I was worried about losing my vision. I was worried that my husband may feel duped in marrying a chronically panicked nut case. 

I think I was most worried about the future possibility of being affected by some mental or physical debilitating turn in my MS.

I am very independent and to think about the real possibility of handicap or limitation of any type was a constant nightmare. I don’t like the idea of it now either, but I am more aware of those supporting me and that we live in a day and age where there is actually hope of living a semi-normal life with MS.

I am determined to accept my situation, move on and try to let this disease fuel a motivation to never give up.

Sunday, April 1, 2007

Denial: A Hurt Feeling Waiting To Happen

It is frustrating when you are perfectly comfortable being a hurt feeling waiting to happen and the only one who knows what you are going through.

My denial phase occurred during the five months before I actually went to see a doctor about my blurred vision, extreme eye pain, migraines and fatigue. 

I was a Literary Studies eyes and alertness were crucial, yet I couldn’t explain to myself the need to ignore what was going on with my body.

It didn’t take long to realize that I needed a positive outlet. The tough part though, was that I had hit rock bottom and was depressed. I had lost all interest in things I was talented at, that I enjoyed doing, and even associating with people I love and admire. I masked the depression (or so I thought) with overworking and ostracizing myself. 

Masking the issues was relatively easy to do, because my husband was overseas and I spoke with him rarely; it was easy to hide the issues and not tell him anything. Not telling him actually seemed logical, because what could he do from thousands of miles away - worry? 

My parents thought I was just coping with my husband's deployment, busy working, completing my last semester of college, and handling the construction of a new home for my husband and I.

Truth be known, I was sinking further and further into a well dug hole. I was comfortable, and I felt that although I wasn’t in control of my body and pain, I could at least control everything else immediately around me. 

I needed to be upset when I wanted to be (which was preferably when I was in total solitude). I needed to feel like I was being picked on, because then I was justified in being angry. I needed to be busy, so I could complain about it rather than about the incessant pain I was in.

Though I finally got myself to a doctor for my eyes and migraines, I didn’t tell the eye doctor of my suspicions about multiple sclerosis (MS). I let him talk on and never really paid attention to his suspicions about two or three possibilities of what might be wrong (none of which were MS). For some reason though, I did take his referral to see a Neuro-ophthalmologist.
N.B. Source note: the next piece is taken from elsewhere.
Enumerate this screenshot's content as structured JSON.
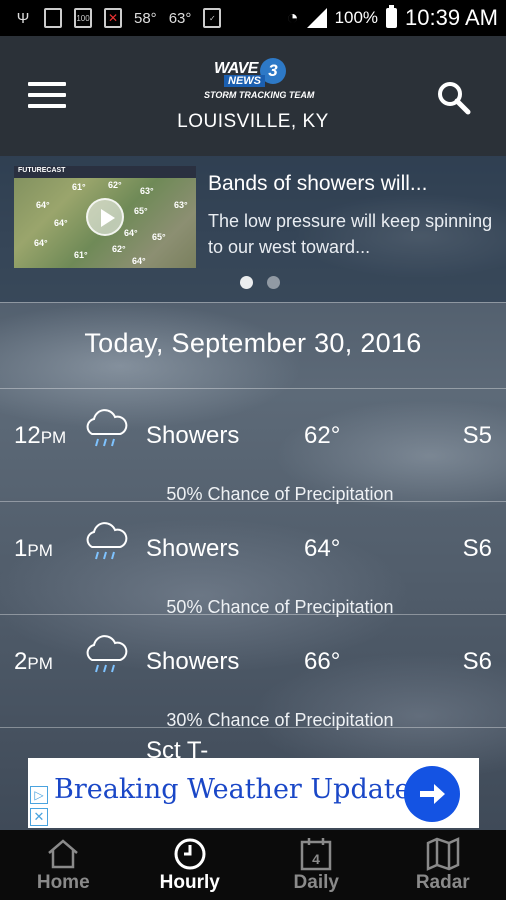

I made the appointment to see the Neuro-ophthalmologist and decided that I didn’t want to waste my time anymore. I just told the doctor that I knew I had MS and could I get the medication and be on with it. I don’t know why I was surprised to find out that it didn’t work that way, but I was.

There was no definitive line between denial and coming out of it for me. There was no big awe-inspiring moment or conclusion; it just kind of went that way. I still didn’t want to tell anyone about the MS until I had a firm diagnosis. 

I wasn’t ready for that experience. Maybe there still was some denial at that point, because in my mind it wasn’t really “real” until I told my sister Melene. For some reason in my mind, that would make this all actually real.